Para Pemohon dapat memiliki kedudukan hukum, sambung Manahan, apabila dapat menjelaskan adanya keterkaitan logis dan sebab-akibat dari pelanggaran hak konstitusionalnya dengan keberlakuan undang-undang yang diuji.
“Setelah Mahkamah mencermati secara saksama uraian para Pemohon mengenai kerugian konstitusionalnya sebagai taxpayer, telah ternyata para Pemohon tidak dapat menguraikan alasan kerugian konstitusional dimaksud secara spesifik dan nyata terhadap berlakunya norma yang dimohonkan pengujiannya,” kata Manahan di hadapan sidang yang dipimpin Ketua MK Anwar Usman dengan didampingi tujuh hakim konstitusi lainnya.

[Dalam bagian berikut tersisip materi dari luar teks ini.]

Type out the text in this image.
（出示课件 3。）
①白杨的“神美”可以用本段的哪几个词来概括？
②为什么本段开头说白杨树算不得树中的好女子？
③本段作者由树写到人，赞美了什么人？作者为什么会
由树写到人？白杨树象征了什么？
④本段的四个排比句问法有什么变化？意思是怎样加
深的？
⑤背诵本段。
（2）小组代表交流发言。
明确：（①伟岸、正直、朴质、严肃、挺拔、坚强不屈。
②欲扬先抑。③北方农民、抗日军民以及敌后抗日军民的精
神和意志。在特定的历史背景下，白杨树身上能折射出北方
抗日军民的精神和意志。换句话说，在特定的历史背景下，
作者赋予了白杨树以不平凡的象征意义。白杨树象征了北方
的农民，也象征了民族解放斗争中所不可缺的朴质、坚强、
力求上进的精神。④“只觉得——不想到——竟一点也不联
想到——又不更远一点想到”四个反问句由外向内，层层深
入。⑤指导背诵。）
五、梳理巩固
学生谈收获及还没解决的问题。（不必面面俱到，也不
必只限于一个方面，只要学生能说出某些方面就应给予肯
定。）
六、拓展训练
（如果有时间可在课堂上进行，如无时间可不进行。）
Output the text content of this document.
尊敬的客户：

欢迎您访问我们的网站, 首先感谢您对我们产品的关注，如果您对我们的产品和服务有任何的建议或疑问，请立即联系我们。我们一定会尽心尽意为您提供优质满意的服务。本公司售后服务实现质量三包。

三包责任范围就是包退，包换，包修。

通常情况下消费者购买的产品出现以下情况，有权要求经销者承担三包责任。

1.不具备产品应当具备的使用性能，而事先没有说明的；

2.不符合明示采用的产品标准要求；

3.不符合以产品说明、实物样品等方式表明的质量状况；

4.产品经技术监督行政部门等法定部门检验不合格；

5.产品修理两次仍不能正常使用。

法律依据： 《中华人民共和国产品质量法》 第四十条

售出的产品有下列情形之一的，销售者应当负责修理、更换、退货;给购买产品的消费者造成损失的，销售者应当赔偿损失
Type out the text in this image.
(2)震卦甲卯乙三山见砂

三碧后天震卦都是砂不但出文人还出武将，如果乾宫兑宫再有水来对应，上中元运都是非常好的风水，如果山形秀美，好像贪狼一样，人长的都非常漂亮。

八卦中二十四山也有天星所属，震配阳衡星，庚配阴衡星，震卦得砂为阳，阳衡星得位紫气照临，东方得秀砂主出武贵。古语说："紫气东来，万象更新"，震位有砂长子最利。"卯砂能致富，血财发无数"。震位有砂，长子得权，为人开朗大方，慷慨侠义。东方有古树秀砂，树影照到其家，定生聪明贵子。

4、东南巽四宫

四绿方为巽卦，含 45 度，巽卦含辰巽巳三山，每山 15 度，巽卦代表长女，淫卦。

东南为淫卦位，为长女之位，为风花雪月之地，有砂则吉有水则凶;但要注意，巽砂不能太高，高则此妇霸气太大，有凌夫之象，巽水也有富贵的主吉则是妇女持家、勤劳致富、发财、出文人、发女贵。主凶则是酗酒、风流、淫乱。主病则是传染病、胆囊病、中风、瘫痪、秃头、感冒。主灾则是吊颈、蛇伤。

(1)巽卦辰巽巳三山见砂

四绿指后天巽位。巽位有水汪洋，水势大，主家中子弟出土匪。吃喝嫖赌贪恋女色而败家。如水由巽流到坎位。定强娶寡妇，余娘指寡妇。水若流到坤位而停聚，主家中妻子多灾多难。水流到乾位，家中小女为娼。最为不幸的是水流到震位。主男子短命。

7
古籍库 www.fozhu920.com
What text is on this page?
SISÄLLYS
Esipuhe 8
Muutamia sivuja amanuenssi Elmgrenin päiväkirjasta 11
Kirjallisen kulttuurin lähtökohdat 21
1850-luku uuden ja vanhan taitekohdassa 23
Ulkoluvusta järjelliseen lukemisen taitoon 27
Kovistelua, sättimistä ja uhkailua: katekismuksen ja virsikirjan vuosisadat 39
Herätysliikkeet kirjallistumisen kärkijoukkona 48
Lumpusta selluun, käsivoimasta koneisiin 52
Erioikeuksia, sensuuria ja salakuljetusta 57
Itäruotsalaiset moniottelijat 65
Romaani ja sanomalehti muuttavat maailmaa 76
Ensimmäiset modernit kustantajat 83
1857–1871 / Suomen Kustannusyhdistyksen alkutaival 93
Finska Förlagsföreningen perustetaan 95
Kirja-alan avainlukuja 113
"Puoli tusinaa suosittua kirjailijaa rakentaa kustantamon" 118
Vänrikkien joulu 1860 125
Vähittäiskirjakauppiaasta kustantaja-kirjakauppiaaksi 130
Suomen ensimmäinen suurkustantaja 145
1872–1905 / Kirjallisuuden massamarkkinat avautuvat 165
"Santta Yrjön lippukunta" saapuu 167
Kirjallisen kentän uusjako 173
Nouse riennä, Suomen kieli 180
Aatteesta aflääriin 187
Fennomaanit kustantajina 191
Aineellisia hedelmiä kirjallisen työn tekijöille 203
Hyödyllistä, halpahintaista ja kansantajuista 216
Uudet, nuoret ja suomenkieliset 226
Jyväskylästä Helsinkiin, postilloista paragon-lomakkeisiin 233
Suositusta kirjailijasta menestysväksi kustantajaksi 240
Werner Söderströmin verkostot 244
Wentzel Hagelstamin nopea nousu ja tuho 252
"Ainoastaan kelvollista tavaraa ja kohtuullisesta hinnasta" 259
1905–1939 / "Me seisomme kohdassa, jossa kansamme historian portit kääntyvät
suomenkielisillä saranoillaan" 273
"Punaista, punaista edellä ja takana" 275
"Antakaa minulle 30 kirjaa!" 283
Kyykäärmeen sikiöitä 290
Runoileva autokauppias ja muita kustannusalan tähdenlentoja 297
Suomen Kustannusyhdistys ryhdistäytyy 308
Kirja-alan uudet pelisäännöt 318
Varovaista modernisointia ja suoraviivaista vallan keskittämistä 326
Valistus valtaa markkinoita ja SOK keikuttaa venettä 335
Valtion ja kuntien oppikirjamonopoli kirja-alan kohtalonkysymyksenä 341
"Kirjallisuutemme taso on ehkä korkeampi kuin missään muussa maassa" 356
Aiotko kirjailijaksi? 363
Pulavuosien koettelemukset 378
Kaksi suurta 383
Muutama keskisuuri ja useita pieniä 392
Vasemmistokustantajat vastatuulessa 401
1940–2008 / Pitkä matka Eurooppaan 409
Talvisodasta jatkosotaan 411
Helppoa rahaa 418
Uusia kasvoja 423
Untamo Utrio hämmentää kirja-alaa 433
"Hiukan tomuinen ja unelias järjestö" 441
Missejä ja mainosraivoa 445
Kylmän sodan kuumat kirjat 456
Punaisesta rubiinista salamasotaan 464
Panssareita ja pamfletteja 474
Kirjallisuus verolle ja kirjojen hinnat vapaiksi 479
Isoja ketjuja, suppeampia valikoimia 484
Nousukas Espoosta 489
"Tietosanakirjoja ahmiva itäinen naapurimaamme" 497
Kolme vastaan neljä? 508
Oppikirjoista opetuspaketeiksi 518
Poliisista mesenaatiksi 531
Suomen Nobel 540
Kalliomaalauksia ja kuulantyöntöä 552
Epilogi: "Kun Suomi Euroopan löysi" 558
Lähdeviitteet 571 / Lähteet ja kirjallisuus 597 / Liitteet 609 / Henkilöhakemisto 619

Pada sidang pendahuluan, para Pemohon merasa dirugikan karena pemberlakuan PSBB tidak ada kaitannya dengan pelarangan orang keluar masuk kota Jakarta yang sedang diberlakukan PSBB sebab berlakunya PSBB tidak melarang kantor pemerintah tutup.
Selanjutnya para Pemohon juga melihat, apabila dikaitkan aturan pelarangan orang keluar masuk daerah pada masa PSBB, tentu tidak tepat jika aturan tersebut dijadikan landasan hukumnya karena hal demikian hanya ada pada aturan Karantina Wilayah sebagaimana diatur dalam ketentuan Pasal 53 s.d. Pasal 55 UU Karantina Kesehatan.
Menurut para Pemohon pasal a quo harus dimaknai secara konstitusional bersyarat yaitu hanya orang miskin yang ditanggung oleh pemerintah pusat. Dengan begitu beban anggaran bagi pemerintah pusat jika memberlakukan karantina wilayah tidak terlalu besar.